I was trying the following exercise:

(a) Find the fourier transform of the unit rectangular distribution of

\begin{equation} f(t) = \begin{cases} 1, \ |t|<1 \\ 0 & \text{otherwise} \end{cases} \end{equation}

which I found to be $\frac{2sin(w)}{w\sqrt{2\pi}}$

(b) Determine the convolution of f(t) with itself:

I have learned convolutions recently and I'm confuse on how to calculate:

$(f*f)(t)=\frac{1}{\sqrt2\pi}\int^{\infty}_{-\infty}f(u)f(t-u)du$

can someone explain me with detail the range changes of the integral?

Thanks!

Answer 1

$(f*f)(t)=\int_{(-1,1)\cap (t-1,t+1)} du= m((-1,1)\cap (t-1,t+1))$ where $m$ is Lebesgue measure.
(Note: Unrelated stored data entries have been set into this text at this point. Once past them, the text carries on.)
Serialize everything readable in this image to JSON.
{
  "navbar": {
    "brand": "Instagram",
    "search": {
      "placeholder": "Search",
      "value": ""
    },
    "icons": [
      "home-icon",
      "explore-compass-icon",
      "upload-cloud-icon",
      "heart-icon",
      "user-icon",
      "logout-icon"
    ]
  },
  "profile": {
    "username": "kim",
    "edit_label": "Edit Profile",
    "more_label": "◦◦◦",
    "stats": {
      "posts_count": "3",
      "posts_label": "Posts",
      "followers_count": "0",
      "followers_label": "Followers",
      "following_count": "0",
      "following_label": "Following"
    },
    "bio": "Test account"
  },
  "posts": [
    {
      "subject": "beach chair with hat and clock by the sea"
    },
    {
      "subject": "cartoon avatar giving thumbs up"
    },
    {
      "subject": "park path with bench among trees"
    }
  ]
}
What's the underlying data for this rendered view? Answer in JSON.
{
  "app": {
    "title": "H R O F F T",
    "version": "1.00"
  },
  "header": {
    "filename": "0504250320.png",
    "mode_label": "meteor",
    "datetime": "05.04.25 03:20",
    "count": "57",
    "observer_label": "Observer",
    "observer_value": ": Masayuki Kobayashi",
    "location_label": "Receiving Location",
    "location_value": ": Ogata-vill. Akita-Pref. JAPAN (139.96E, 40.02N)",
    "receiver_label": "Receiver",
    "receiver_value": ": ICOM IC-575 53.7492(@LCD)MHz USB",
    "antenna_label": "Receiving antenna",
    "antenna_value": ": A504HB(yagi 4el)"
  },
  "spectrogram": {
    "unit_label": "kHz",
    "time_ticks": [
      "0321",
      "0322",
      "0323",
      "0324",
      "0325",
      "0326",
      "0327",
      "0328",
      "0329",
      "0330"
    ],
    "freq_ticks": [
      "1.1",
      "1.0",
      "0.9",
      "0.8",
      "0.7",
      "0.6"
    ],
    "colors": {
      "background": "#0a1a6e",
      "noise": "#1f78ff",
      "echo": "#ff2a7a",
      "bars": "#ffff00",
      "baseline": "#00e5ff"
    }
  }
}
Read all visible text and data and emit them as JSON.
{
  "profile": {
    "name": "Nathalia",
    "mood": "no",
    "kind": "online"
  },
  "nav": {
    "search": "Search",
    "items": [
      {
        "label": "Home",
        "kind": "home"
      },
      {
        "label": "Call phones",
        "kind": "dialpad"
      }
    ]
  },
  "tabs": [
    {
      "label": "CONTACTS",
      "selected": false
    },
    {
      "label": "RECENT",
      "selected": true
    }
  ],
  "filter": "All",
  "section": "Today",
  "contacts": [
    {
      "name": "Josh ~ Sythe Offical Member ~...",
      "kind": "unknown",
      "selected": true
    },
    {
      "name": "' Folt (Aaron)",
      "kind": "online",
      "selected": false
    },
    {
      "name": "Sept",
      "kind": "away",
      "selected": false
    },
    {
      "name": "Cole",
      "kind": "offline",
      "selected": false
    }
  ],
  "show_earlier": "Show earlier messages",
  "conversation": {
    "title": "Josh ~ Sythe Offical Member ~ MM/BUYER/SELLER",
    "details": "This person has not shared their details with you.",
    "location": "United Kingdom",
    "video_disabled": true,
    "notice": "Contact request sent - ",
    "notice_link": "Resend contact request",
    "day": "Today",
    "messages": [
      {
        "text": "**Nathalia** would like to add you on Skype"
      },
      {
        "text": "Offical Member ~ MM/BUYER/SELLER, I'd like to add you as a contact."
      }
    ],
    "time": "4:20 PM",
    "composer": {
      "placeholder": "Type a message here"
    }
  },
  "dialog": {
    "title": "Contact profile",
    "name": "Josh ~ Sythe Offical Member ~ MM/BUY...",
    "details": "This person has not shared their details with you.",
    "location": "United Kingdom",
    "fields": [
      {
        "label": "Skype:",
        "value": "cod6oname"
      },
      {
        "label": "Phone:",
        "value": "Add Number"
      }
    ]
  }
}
Consider then case $t \leq -2, -2<t\leq 0, 0 <t\leq 2$ and $t >2$ to evaluate this.

Answer 2

$$ \int_{-\infty}^\infty f(u)f(t-u)du$$

the only way for the integrand not to vanish is $|u|<1$ and $|t-u|<1$, so you need to have $$u\in (-1,1)\cap (-1+t,1+t)$$

Check for which $t$ the intersection is not empty, and compute the integral inside the intersection (since $f=1$ where it doesn't vanish, it's just the length of the intersection).

Answer 3

One can apply the convolution theorem: $\mathcal{F}\big\{(f*f)(t)\big\} = (\hat{F}(w))^2$ and then transform it back.